There’s More To Life Than A 10lb Lump Hammer

Have at least one microcomputer handy on a side table, with the screen facing away from the players. This should not be a weedy ZX machine or something similar, which will merely elicit expressions of derision from intelligent players, but a DEC or Data General machine is ideal. Failing that, something very hi-tech and stylish like a Dynamac, a snip at £6000+. Look at the screen and key in stuff at tense moments. Make sure the thing beeps frequently.

 Always have several timepieces available. Hold a stopwatch and look expectant at odd times. An electronic stopwatch or alarm clock programmed to beep at random times (and as loudly as possible) is an essential possession for the serious  Paranoia  GM. Alternatively, you can give the players a clock that doesn’t work, or stops if it isn’t continually shaken. Time is of the essence on this mission, Friend Troubleshooter.

 Own, train and have handy a large and savage- looking dog.

 Litter your home (or games room or wherever) with books on mental health – stuff like Bleuler’s The Schizophrenic Disorders (Yale, 1978; very big and impressive), Levine’s The History and Politics of Community Mental Health (Oxford, 1980) and the 1983  UK Mental Health Act (HMSO)… On a message pad by the phone write ‘Call hospital about Dad’, and leave a book on the genetics of psycopathy beside it to get the players really worried. If any of them happen to know anything about the UK mental health system change the reference to ‘the hospital’ to one about ‘the secure unit’. This will really do the trick. Lastly, pamphlets from self- help groups etc about looking after schizophrenia at home should be prominently displayed. Special kudos goes to the GM with a shaven forehead and the Freeman- Watts classic Prefrontal Lobotomy, but it goes without saying that this must be the 1942 first edition.

And… They’re Off…

OK, so the runners and riders are at the starting line and the Troubleshooters are in the briefing room. Already someone has pushed their luck and the nuerowhips have been  used in modest chastisement. Oh dear, time for clones.
 
 In Paranoia, above all other RPGs, roll lots of dice, especially when nothing is happening. You do that anyway with other games, don’t you. Shouldn’t be too difficult with this one then, eh?

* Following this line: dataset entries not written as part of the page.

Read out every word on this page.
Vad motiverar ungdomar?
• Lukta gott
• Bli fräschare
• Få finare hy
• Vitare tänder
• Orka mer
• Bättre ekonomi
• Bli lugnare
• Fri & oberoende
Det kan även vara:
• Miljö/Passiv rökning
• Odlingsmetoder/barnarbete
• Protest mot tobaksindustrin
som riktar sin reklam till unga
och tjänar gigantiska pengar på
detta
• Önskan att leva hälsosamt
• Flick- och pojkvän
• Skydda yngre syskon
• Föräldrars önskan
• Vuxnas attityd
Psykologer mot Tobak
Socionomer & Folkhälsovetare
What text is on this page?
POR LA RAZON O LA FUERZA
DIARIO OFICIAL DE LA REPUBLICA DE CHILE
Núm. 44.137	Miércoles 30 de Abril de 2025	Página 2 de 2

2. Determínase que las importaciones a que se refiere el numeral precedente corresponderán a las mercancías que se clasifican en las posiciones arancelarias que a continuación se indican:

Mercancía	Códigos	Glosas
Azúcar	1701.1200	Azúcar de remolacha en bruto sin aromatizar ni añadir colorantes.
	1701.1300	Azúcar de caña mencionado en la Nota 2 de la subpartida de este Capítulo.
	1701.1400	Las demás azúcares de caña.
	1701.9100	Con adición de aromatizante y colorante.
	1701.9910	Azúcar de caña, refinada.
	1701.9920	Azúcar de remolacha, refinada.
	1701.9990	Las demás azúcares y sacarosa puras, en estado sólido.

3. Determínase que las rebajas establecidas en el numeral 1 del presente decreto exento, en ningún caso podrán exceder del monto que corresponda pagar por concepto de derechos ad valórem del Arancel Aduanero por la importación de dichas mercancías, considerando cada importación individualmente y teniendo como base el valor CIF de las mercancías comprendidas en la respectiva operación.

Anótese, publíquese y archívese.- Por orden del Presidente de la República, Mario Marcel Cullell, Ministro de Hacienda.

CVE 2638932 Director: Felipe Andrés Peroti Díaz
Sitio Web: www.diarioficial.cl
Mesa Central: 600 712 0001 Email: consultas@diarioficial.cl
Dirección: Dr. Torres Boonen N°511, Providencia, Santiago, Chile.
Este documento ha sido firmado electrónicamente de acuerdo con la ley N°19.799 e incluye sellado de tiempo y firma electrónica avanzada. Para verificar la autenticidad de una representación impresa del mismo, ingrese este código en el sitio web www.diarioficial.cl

Leave the room at one or two atmospheric moments to ‘check the expansion file’. Take all relevant material with you, but accidentally leave something behind in a non-obvious but discoverable location. Something harmless, that the players won't really want to read, stuff that will screw them up totally if they do read it.

 Mutter to yourself now and then. Try to effect strange body movements, especially a facial tic. One that gets worse when the players ask too many questions – Is one question too many? – used in conjunction with soft, reasoned and yet menacing tones will do the job nicely.

 And have fun. Fear and Ignorance. Ignorance and Fear.
Make them sweat!

John Saunders


Good, Isn't it!

Just a couple of points- forgive the author's knowledge of computers and the fact that the USSR no longer exists ('87 is a long time ago).
This has been extracted without the author's or publishers permission, and is meant for personal use only. If you wish to use it commercially, please see the GW website. If you use it on the web, please send me an e-mail. (it took me a good hour to type this!)
If you are from the GW website, please don't hurt me!
 
A little bit of personal info. Upon reading this in 1995, I decided to obtain a copy of Paranoia. 3 years later I got it! Hurrah!